Long Polling — When we need near real-time but can’t use WebSocket or SSE. Good fallback. Used by older chat systems.
SSE — When we only need server-to-client push. Live notifications, news feeds, stock tickers, progress bars, live logs. This is the underrated option — it’s simpler than WebSocket and handles 90% of “real-time” use cases.
WebSocket — When we need full bidirectional communication. Chat, multiplayer games, collaborative editing. Worth the extra complexity only when both sides need to send data frequently.
A Real-World Decision Tree
Do we need real-time updates?
├─ No → Regular HTTP (REST)
└─ Yes → Does the client need to send data too?
├─ No → SSE (simplest real-time option)
└─ Yes → How often does the client send?
├─ Rarely → SSE + regular HTTP POST for client messages
└─ Frequently → WebSocket
The often-overlooked option is SSE + REST. We use SSE for the server pushing updates and regular POST requests when the client needs to send something.
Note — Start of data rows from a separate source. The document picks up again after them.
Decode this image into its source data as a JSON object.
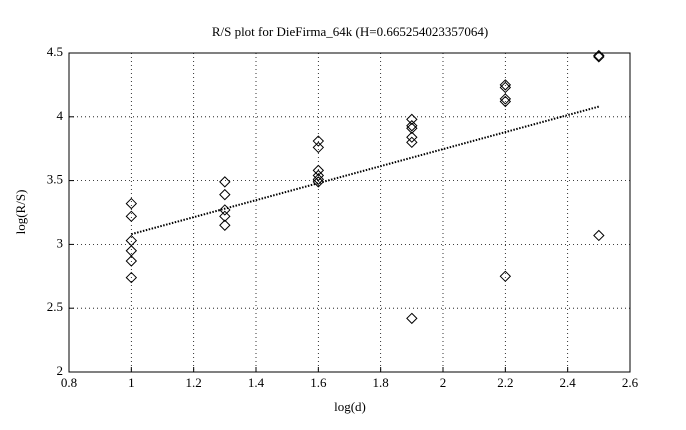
{
  "chart_data": {
    "type": "scatter",
    "title": "R/S plot for DieFirma_64k (H=0.665254023357064)",
    "xlabel": "log(d)",
    "ylabel": "log(R/S)",
    "xlim": [
      0.8,
      2.6
    ],
    "ylim": [
      2,
      4.5
    ],
    "xticks": [
      0.8,
      1,
      1.2,
      1.4,
      1.6,
      1.8,
      2,
      2.2,
      2.4,
      2.6
    ],
    "yticks": [
      2,
      2.5,
      3,
      3.5,
      4,
      4.5
    ],
    "grid": true,
    "series": [
      {
        "color": "#000000",
        "marker": "diamond",
        "x": [
          1,
          1,
          1,
          1,
          1,
          1,
          1.3,
          1.3,
          1.3,
          1.3,
          1.3,
          1.6,
          1.6,
          1.6,
          1.6,
          1.6,
          1.6,
          1.9,
          1.9,
          1.9,
          1.9,
          1.9,
          1.9,
          2.2,
          2.2,
          2.2,
          2.2,
          2.2,
          2.5,
          2.5,
          2.5
        ],
        "values": [
          3.32,
          3.22,
          3.03,
          2.95,
          2.87,
          2.74,
          3.49,
          3.39,
          3.27,
          3.22,
          3.15,
          3.81,
          3.76,
          3.58,
          3.54,
          3.51,
          3.49,
          3.98,
          3.93,
          3.91,
          3.84,
          3.8,
          2.42,
          4.25,
          4.23,
          4.14,
          4.12,
          2.75,
          4.48,
          4.47,
          3.07
        ]
      },
      {
        "color": "#000000",
        "line": "dotted",
        "x": [
          1,
          2.5
        ],
        "values": [
          3.08,
          4.08
        ]
      }
    ]
  }
}
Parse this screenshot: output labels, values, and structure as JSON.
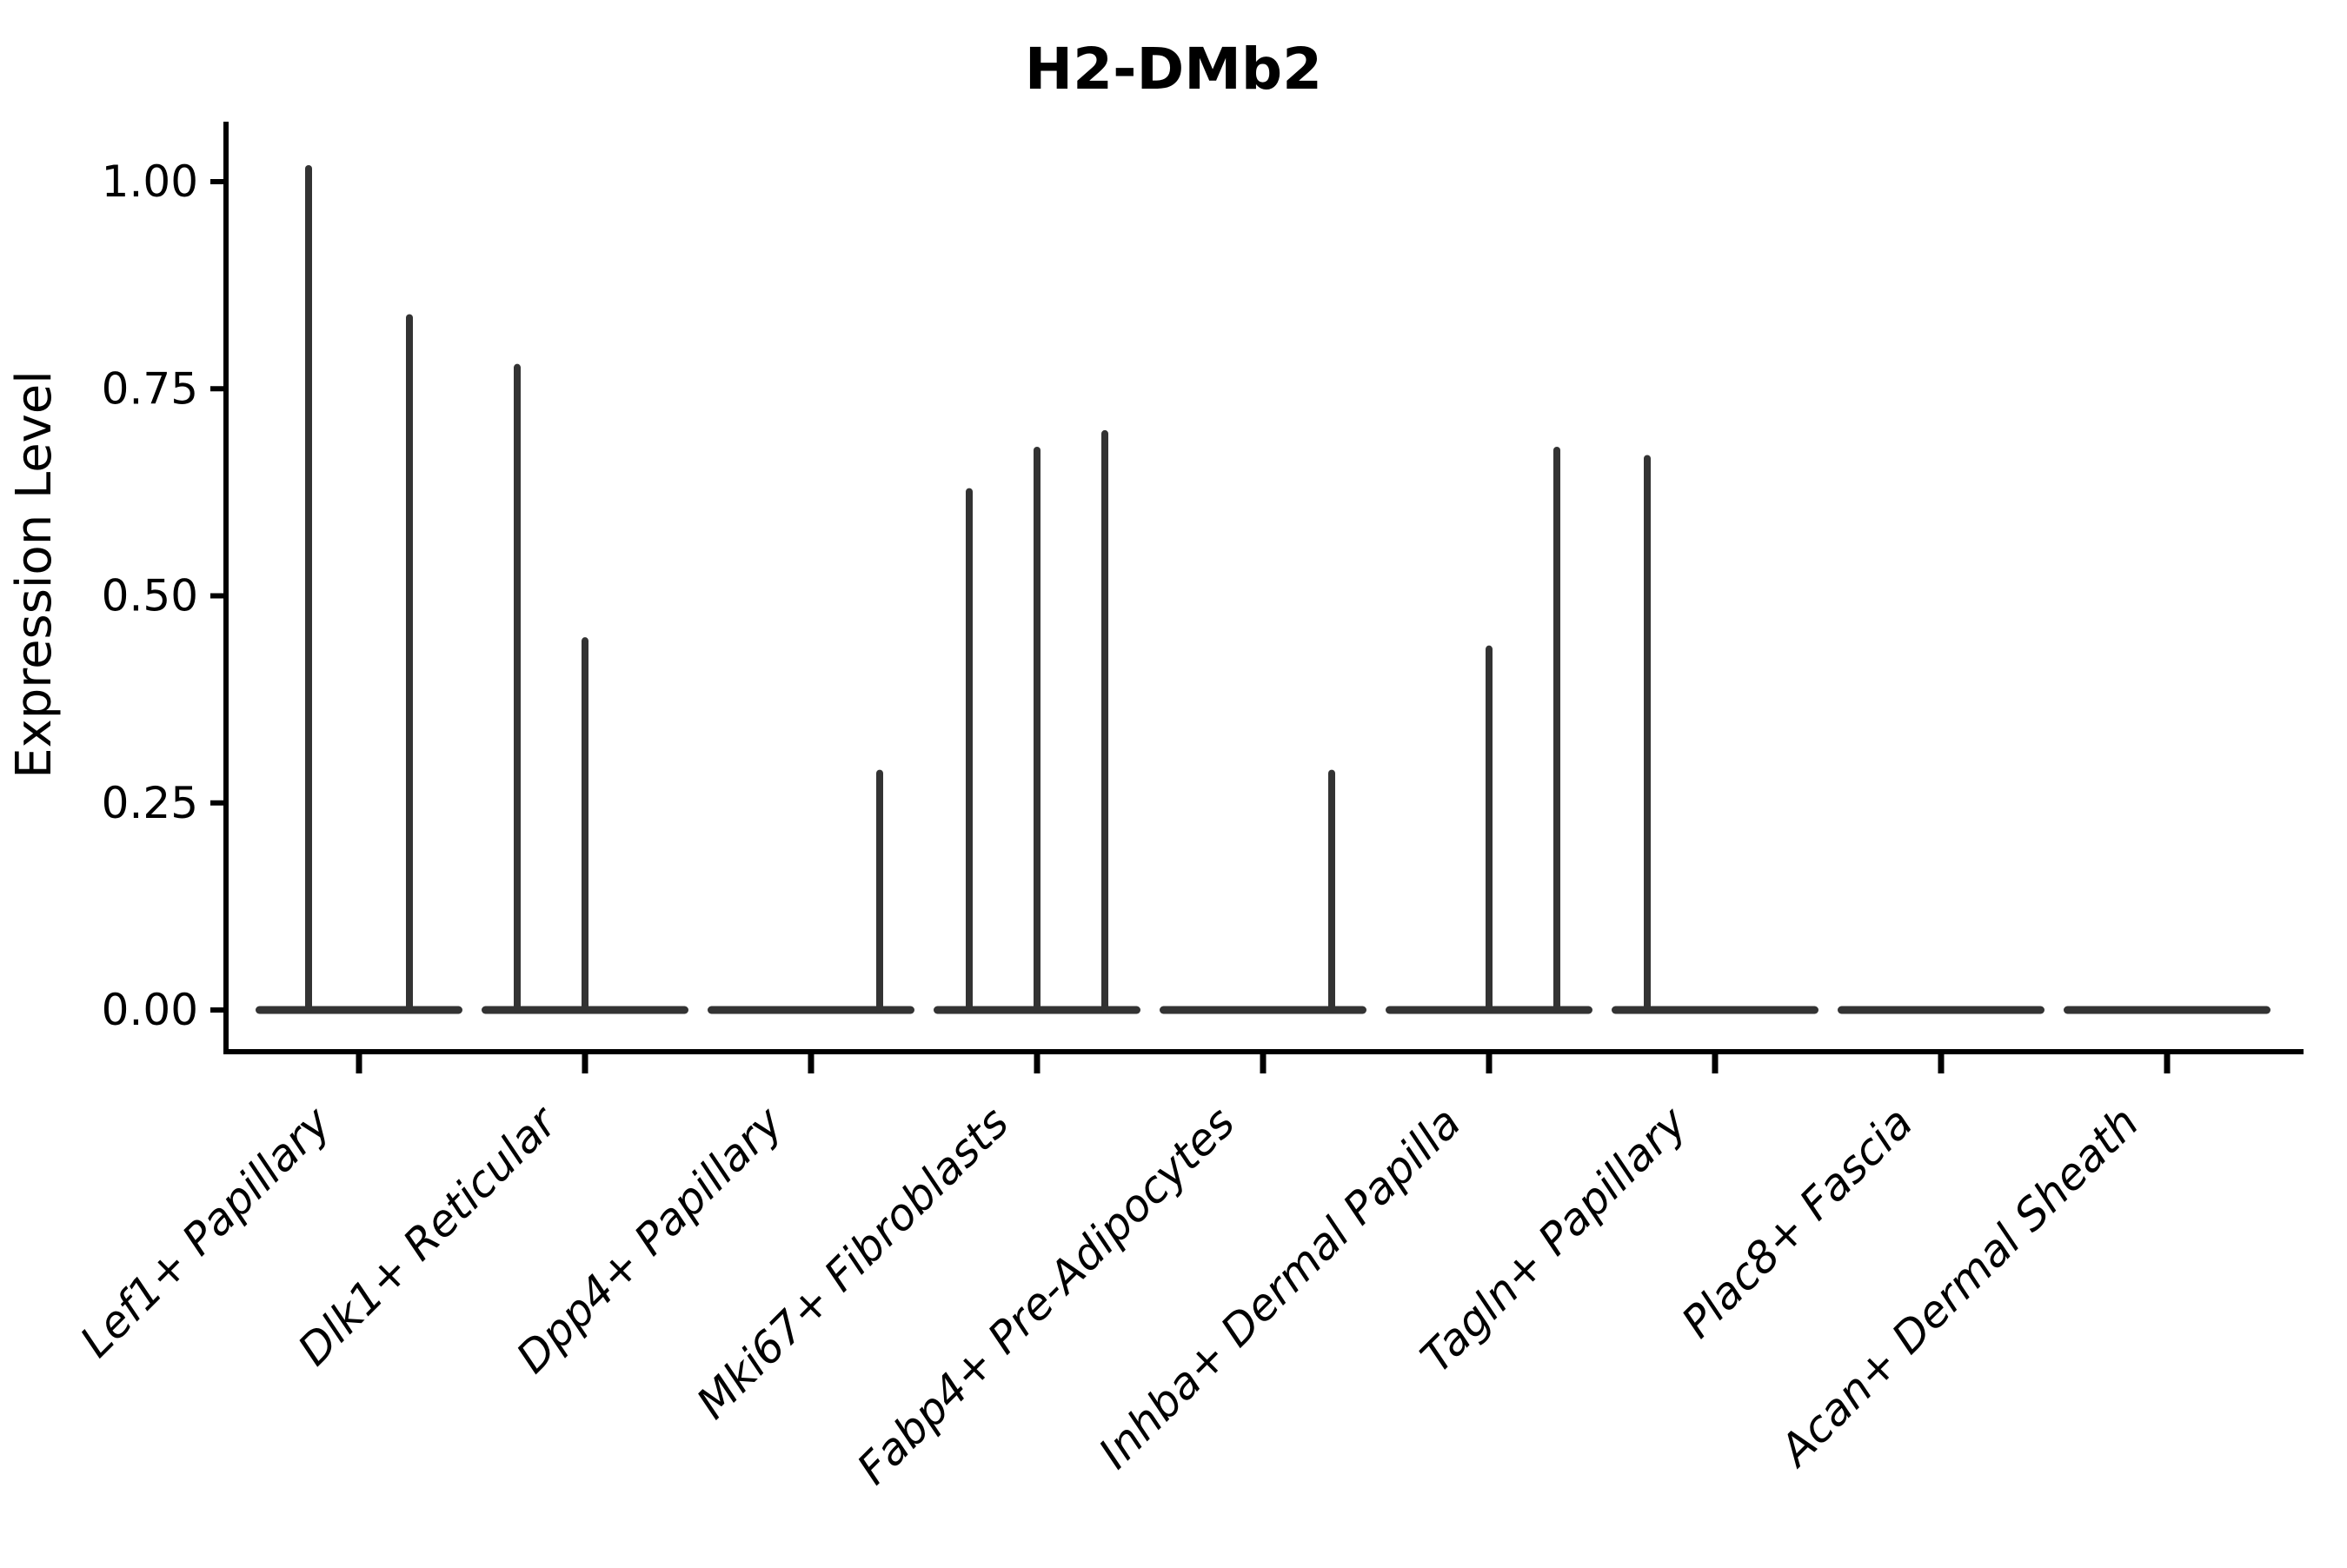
{
  "figure": {
    "title": "H2-DMb2",
    "y_axis_label": "Expression Level"
  },
  "chart_data": {
    "type": "violin",
    "title": "H2-DMb2",
    "xlabel": "",
    "ylabel": "Expression Level",
    "ylim": [
      -0.05,
      1.07
    ],
    "yticks": [
      0.0,
      0.25,
      0.5,
      0.75,
      1.0
    ],
    "ytick_labels": [
      "0.00",
      "0.25",
      "0.50",
      "0.75",
      "1.00"
    ],
    "grid": false,
    "legend_position": "none",
    "categories": [
      "Lef1+ Papillary",
      "Dlk1+ Reticular",
      "Dpp4+ Papillary",
      "Mki67+ Fibroblasts",
      "Fabp4+ Pre-Adipocytes",
      "Inhba+ Dermal Papilla",
      "Tagln+ Papillary",
      "Plac8+ Fascia",
      "Acan+ Dermal Sheath"
    ],
    "violins": [
      {
        "category": "Lef1+ Papillary",
        "baseline_value": 0,
        "spikes": [
          {
            "dx": -58,
            "max": 1.02
          },
          {
            "dx": 58,
            "max": 0.84
          }
        ]
      },
      {
        "category": "Dlk1+ Reticular",
        "baseline_value": 0,
        "spikes": [
          {
            "dx": -78,
            "max": 0.78
          },
          {
            "dx": 0,
            "max": 0.45
          }
        ]
      },
      {
        "category": "Dpp4+ Papillary",
        "baseline_value": 0,
        "spikes": [
          {
            "dx": 79,
            "max": 0.29
          }
        ]
      },
      {
        "category": "Mki67+ Fibroblasts",
        "baseline_value": 0,
        "spikes": [
          {
            "dx": -78,
            "max": 0.63
          },
          {
            "dx": 0,
            "max": 0.68
          },
          {
            "dx": 78,
            "max": 0.7
          }
        ]
      },
      {
        "category": "Fabp4+ Pre-Adipocytes",
        "baseline_value": 0,
        "spikes": [
          {
            "dx": 79,
            "max": 0.29
          }
        ]
      },
      {
        "category": "Inhba+ Dermal Papilla",
        "baseline_value": 0,
        "spikes": [
          {
            "dx": 0,
            "max": 0.44
          },
          {
            "dx": 78,
            "max": 0.68
          }
        ]
      },
      {
        "category": "Tagln+ Papillary",
        "baseline_value": 0,
        "spikes": [
          {
            "dx": -78,
            "max": 0.67
          }
        ]
      },
      {
        "category": "Plac8+ Fascia",
        "baseline_value": 0,
        "spikes": []
      },
      {
        "category": "Acan+ Dermal Sheath",
        "baseline_value": 0,
        "spikes": []
      }
    ],
    "colors": {
      "violin_stroke": "#333333",
      "axis": "#000000",
      "text": "#000000",
      "background": "#ffffff"
    }
  }
}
This gives us 80% of WebSocket functionality with way less complexity.
Key Takeaway
In simple language, polling is the client repeatedly asking “anything new?” — simple but wasteful. Long polling improves this by having the server wait until there IS something new. SSE opens a one-way channel where the server pushes updates as they happen. WebSocket opens a two-way channel for full real-time communication. Start with the simplest option that meets our needs — often that’s SSE, not WebSocket.